Alternatives to Family Worship
Habits of the Household
Justin Whitmel Earley's rhythms-based family discipleship book — the broader, warmer next step once Whitney has gotten the basic habit started.
Shepherding a Child's Heart
Tedd Tripp's heart-not-behavior parenting framework — the discipline and discipleship companion to Whitney's focus on daily worship.
Parenting
Paul Tripp's gospel-principles parenting book — bigger-picture discipleship framing for parents building the practice Whitney describes into the wider work of raising kids.
New City Catechism
A modern question-and-answer catechism with a free app and book — ready-made content to work through during the family worship time Whitney helps you start.
Frequently asked questions
- What is the model in Family Worship?
- Whitney boils family worship down to three simple elements drawn from church history: read a passage of scripture, pray together, and sing. The reading can be a few verses, the prayer can be a single sentence, and the singing can be a hymn or worship song — the point is a short, consistent practice any family can run, not an elaborate one they'll abandon.
- How long is the book?
- Very short — well under 100 pages, readable in a single sitting. That's deliberate: the brevity models the no-excuses, low-barrier ethos Whitney is arguing for. The flip side is that you'll outgrow it once the habit is established and want more depth or variety, since it's an on-ramp rather than a curriculum.
- Is this a daily devotional or a reading plan?
- No. Family Worship gives you the method, not the daily material. It tells you to read scripture, pray, and sing, but doesn't supply what to read each evening. Most families pair it with a Bible reading plan, a catechism like New City Catechism, or a devotional to fill the actual content of the worship time.
- Do we have to sing?
- Whitney includes singing as one of the three historic elements, but he's realistic that it's the part families find most awkward. A hymn, a worship song, a sung doxology, or even recorded music all count. Some families with no musical confidence keep it minimal or drop it for a season — that's a reasonable adaptation, even if it departs a bit from the full model.

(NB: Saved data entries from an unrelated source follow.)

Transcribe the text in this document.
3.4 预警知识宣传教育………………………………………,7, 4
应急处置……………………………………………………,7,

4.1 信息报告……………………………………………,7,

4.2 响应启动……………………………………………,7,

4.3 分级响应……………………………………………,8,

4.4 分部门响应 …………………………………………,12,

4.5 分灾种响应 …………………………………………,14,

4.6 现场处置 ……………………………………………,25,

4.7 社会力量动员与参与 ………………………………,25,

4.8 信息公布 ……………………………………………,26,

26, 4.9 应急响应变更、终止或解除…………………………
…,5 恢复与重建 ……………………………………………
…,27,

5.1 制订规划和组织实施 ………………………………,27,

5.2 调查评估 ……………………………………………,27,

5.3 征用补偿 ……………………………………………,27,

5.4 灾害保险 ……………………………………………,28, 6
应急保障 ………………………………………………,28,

- Will this help if my spouse or teenagers are reluctant?
- Partly. The book's Q&A addresses ordinary friction — busyness, mixed ages, feeling unqualified — with encouraging, practical answers. But a genuinely resistant spouse, teenagers who actively opt out, or a household strained by conflict need more than a short book offers; Whitney names those situations more than he deeply solves them.
- Is the book tied to a particular tradition?
- Whitney writes from a Reformed vantage point, and the historical examples lean toward the Reformed and Puritan stream where household-worship literature is richest. The core practice of reading, praying, and singing together is broadly portable across Christian traditions, but a reader will notice the specific perspective the book is written from.
- What should we use alongside it?
- Pair Whitney's method with content and rhythms. A Bible reading plan or New City Catechism gives you something to actually read and discuss; Habits of the Household by Justin Whitmel Earley widens the practice into a fuller set of family rhythms once you're past the starting line. Whitney gets you going; these keep it fed.